Trading idea # 1: AUD / USD short
The Australian dollar is one Currency that is subject to enormous monetary control. The central bank wants to see the price against the US dollar at least $ 0.75 per euro. This also supports the technical direction.
On a daily basis, the currency pair is currently trading at $ 0.76354 per euro. A pull-back took place last week. However, the 20s moving average was not fully triggered and the price dropped early due to the strength of the US dollar. The last low was in a range of $ 0.75600 per euro.
Now you might think that the 0.75 was almost reached, because in practice the prices turn a little earlier due to expectations, which could well be the case here. But what if the course overshoots? In this case, there is a high probability that the rapid increase will be very dynamic. A trading idea would therefore be to either bet on a price drop to 0.75 or below.
If you look at the RSI indicator, you can clearly see two highs that are not being overcome could. On the other hand, higher lows can also be seen. The question remains whether the high can be overcome the third time. Then a downward movement could be endangered. But if the higher low is taken again, there is a good chance that the price will continue to fall.
Trading idea No. 2: USD / CHF long
It is It is not surprising that many traders distance themselves from the Swiss franc after the shock in January. A few weeks ago, however, we proposed in a trading idea to trade the USD / CHF currency pair long with a sustainable breakout above 0.95 Swiss Francs per US dollar. As you can see, this trade would definitely have been closed "in the money", depending on the term chosen.
It was likely that the US dollar would make up for the complete crash against the Swiss franc because it was obviously an exaggeration. It is important to know that this does not apply to the EUR / CHF currency pair, but only to the USD / CHF. Another proof that knowledge beyond pure market technology can offer an advantage.

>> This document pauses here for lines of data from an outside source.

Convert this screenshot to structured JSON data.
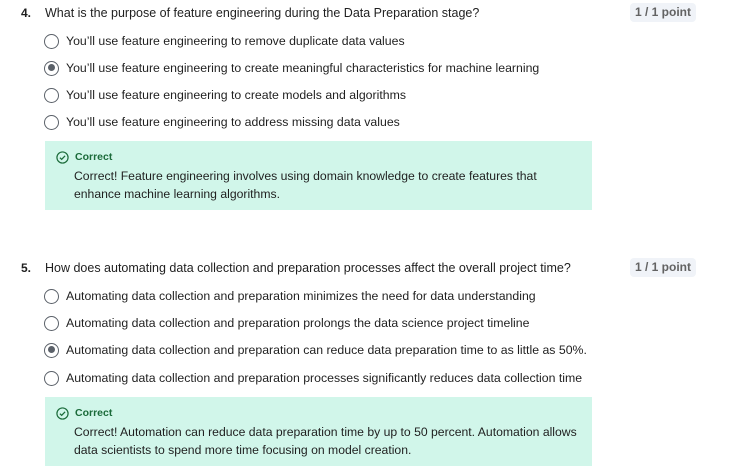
{
  "questions": [
    {
      "number": "4.",
      "text": "What is the purpose of feature engineering during the Data Preparation stage?",
      "score": "1 / 1 point",
      "options": [
        {
          "label": "You’ll use feature engineering to remove duplicate data values",
          "selected": false
        },
        {
          "label": "You’ll use feature engineering to create meaningful characteristics for machine learning",
          "selected": true
        },
        {
          "label": "You’ll use feature engineering to create models and algorithms",
          "selected": false
        },
        {
          "label": "You’ll use feature engineering to address missing data values",
          "selected": false
        }
      ],
      "feedback": {
        "title": "Correct",
        "icon": "check-circle-icon",
        "body": "Correct! Feature engineering involves using domain knowledge to create features that enhance machine learning algorithms."
      }
    },
    {
      "number": "5.",
      "text": "How does automating data collection and preparation processes affect the overall project time?",
      "score": "1 / 1 point",
      "options": [
        {
          "label": "Automating data collection and preparation minimizes the need for data understanding",
          "selected": false
        },
        {
          "label": "Automating data collection and preparation prolongs the data science project timeline",
          "selected": false
        },
        {
          "label": "Automating data collection and preparation can reduce data preparation time to as little as 50%.",
          "selected": true
        },
        {
          "label": "Automating data collection and preparation processes significantly reduces data collection time",
          "selected": false
        }
      ],
      "feedback": {
        "title": "Correct",
        "icon": "check-circle-icon",
        "body": "Correct! Automation can reduce data preparation time by up to 50 percent. Automation allows data scientists to spend more time focusing on model creation."
      }
    }
  ],
  "colors": {
    "feedback_bg": "#d1f6ea",
    "feedback_title": "#1b6b3a",
    "score_bg": "#f0f3f8"
  }
}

Before the appreciation shock, however, the currency pair was at a relevant resistance on a weekly basis, i.e. in the long term.
Looking at that The fact that the Swiss National Bank will soon cut interest rates further into the negative range, even if the exact time is still unclear, results in a scenario that not only offers a long chance technically, but can also be supported by monetary policy.
A sustainable break-out from the 1.01-1.025 Swiss Francs per US dollar area could initiate another push upwards, which, with the help of an option, can be traded for several days or even weeks
The problem that arises here is that brokers always offer fewer long-term options. Nevertheless, the basic long-term direction can also be beneficial for traders in short-term trading - namely when traders identify corrections at certain levels and then move in that direction.